An Indonesian lawmaker has criticized Australia’s asylum seeker policy, warning that it threatens to damage relations between the two countries. Tantowi Yahya, a prominent member of Indonesia’s Foreign Affairs Commission, described the new policy as “offensive” and “illegal” under international law, in an interview with the ABC.
The newly elected Australian government officially began its border protection plan Wednesday, with hopes of deterring asylum seekers from making the dangerous journey to Australia by boat. Under the policy, the navy will tow vessels back to Indonesia, a common transit point. Australian police placed in Indonesia will also buy old boats from fishermen and pay members of the community to spy on people smuggling operations.

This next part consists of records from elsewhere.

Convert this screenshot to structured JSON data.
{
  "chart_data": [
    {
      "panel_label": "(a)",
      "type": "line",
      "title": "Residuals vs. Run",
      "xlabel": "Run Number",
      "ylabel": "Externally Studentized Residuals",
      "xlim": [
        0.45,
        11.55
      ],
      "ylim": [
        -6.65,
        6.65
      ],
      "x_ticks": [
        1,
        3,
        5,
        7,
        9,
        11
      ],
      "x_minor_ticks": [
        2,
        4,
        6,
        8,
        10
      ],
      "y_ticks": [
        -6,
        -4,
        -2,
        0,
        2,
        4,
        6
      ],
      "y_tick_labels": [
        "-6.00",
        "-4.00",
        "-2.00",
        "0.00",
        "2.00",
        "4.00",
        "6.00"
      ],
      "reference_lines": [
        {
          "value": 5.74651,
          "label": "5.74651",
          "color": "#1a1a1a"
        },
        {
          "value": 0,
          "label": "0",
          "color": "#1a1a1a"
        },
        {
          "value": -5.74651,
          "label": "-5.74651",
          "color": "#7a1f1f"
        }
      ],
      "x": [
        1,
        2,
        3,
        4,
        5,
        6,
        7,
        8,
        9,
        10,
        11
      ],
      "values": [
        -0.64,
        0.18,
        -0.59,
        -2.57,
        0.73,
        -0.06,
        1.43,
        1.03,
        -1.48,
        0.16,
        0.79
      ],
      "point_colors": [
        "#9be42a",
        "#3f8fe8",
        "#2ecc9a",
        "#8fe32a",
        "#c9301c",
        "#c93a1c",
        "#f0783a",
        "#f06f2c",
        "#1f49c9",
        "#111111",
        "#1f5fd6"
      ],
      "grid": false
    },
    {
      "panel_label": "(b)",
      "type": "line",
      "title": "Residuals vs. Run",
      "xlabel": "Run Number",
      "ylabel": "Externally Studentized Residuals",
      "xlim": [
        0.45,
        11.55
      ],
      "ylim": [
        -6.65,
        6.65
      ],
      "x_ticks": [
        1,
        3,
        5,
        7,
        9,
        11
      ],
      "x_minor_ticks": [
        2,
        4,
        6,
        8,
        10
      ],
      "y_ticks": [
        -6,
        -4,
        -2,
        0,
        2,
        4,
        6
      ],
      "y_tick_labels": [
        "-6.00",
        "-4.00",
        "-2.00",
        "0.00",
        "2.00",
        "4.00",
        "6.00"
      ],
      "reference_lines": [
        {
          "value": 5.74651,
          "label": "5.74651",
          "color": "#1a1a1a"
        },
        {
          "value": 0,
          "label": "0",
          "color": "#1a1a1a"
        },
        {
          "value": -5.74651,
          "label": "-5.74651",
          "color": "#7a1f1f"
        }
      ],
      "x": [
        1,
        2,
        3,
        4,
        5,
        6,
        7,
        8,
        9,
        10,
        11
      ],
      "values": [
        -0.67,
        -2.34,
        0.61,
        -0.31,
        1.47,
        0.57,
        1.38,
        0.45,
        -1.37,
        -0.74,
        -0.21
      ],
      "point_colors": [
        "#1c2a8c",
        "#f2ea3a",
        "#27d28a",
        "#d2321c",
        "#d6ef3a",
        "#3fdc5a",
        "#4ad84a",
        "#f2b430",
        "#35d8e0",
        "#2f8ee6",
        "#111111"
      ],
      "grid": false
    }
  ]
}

Yahya said that key aspects of the policy had not been discussed with Indonesian officials and his country’s parliament would “fully reject” the plan. “It becomes our concern because, firstly, it might potentially jeopardize our already good relationships in the past,” he said. “And second, the policy which is going to be implemented by Mr Abbott clearly [affects] our sovereignty as an independent country.”
Prime Minister Abbott responded to the concerns on Thursday, saying that he was “very confident that this government will be able to work effectively with the Indonesian government.”
Earlier this week, Australia’s Foreign Affairs Minister Julie Bishop said the government would ask for Indonesia’s understanding, rather than its permission, as it tries to stop the boats. Abbott is expected to visit Indonesia to discuss the government’s border protection with President Susilo Bambang Yudhoyono in the coming weeks.